Several limitations qualify the strength of the conclusions. Most importantly, many network effects were initially significant at 0 but did not survive Bonferroni correction, and the clustering effects also failed after False Discovery Rate correction. This places the network findings in an exploratory rather than definitive category. The thesis also does not report explicit behavioral effect-size measures such as localization bias magnitudes, psychometric shifts, confidence intervals, or direct behavioral-neural correlations. The interpretation of neural recalibration is therefore not tightly anchored to a quantitative behavioral estimate in the provided text (Saha, 16 Jan 2026).

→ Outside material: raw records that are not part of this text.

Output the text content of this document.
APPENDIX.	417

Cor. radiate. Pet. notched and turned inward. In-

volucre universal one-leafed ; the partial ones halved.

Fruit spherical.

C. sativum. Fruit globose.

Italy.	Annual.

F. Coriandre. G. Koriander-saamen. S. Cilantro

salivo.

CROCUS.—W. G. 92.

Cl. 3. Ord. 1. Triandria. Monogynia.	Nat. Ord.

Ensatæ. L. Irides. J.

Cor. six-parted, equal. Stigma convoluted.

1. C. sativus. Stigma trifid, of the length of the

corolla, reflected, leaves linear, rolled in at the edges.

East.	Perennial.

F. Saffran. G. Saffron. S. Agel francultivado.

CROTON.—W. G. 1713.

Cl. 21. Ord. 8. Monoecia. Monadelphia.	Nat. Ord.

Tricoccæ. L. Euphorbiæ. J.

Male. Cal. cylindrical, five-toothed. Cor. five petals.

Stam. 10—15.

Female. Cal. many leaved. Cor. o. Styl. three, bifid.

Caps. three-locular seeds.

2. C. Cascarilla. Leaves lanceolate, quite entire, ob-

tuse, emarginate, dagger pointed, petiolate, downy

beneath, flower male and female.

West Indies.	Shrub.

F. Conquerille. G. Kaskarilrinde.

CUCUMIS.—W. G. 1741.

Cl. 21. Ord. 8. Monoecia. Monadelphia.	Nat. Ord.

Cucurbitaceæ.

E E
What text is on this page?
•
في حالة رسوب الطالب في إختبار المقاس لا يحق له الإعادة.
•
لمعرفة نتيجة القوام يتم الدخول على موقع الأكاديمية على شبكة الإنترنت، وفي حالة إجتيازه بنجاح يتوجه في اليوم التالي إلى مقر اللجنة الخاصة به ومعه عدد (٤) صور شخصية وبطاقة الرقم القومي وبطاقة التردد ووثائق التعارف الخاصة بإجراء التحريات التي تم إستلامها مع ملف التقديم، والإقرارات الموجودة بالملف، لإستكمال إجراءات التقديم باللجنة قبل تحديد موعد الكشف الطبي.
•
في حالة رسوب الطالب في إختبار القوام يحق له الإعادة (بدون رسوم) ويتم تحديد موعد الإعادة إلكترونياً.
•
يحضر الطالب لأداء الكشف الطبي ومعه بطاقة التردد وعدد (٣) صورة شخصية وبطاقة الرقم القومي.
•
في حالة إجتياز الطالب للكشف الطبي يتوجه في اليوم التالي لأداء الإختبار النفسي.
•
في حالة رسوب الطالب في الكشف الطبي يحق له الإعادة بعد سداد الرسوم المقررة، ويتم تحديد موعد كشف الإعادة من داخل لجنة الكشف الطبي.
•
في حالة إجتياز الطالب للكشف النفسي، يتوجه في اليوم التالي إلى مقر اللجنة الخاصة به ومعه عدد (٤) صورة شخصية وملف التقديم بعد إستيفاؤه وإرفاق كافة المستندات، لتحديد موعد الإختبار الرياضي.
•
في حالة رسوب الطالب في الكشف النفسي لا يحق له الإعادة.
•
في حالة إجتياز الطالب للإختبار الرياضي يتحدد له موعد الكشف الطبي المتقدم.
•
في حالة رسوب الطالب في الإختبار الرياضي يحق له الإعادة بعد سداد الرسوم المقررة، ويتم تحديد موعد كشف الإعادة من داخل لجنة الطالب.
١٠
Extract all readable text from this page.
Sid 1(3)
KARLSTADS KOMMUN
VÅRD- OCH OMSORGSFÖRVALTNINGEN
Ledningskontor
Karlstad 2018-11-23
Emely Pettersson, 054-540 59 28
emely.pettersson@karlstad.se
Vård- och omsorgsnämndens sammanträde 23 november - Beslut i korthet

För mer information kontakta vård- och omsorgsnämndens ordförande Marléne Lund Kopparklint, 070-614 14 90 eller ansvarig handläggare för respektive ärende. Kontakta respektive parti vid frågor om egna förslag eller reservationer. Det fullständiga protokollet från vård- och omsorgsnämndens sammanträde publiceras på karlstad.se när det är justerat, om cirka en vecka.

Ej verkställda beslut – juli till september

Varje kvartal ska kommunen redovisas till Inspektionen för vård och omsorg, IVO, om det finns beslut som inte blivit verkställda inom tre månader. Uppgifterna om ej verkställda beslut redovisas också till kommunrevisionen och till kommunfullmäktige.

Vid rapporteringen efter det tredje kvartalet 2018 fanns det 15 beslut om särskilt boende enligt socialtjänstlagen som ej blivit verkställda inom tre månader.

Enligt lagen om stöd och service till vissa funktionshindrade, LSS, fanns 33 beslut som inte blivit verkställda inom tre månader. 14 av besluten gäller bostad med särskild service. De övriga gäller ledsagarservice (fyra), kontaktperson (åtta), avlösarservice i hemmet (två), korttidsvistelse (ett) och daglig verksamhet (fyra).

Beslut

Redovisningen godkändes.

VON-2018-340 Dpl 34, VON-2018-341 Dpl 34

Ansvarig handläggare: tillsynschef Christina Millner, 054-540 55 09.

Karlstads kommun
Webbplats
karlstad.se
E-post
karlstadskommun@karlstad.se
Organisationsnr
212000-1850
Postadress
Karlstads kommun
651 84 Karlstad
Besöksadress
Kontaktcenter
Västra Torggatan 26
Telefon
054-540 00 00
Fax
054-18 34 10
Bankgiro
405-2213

The evidence for decay is also coarse. The argument derives from the similarity of classification using only early post-training trials to classification using all post-training trials. This supports the presence of decay, but does not quantify an exponential constant, a linear rate, or trial-by-trial behavioral-neural coupling. A plausible implication is that the adaptation signature is strongest shortly after exposure and weakens thereafter, but the thesis does not model that weakening directly.
Finally, the classification accuracies are statistically above chance yet modest, mostly around 0.52 to 0.57. This indicates that the neural distinction between pre- and post-adaptation auditory processing is real but subtle. Within those constraints, the work contributes a technically rich synthesis in which network theory, non-stationary signal decomposition, and multivariate decoding jointly support the view that ventriloquism after-effects reflect an early alteration of auditory spatial processing, with subsequent decay over post-exposure time or trials.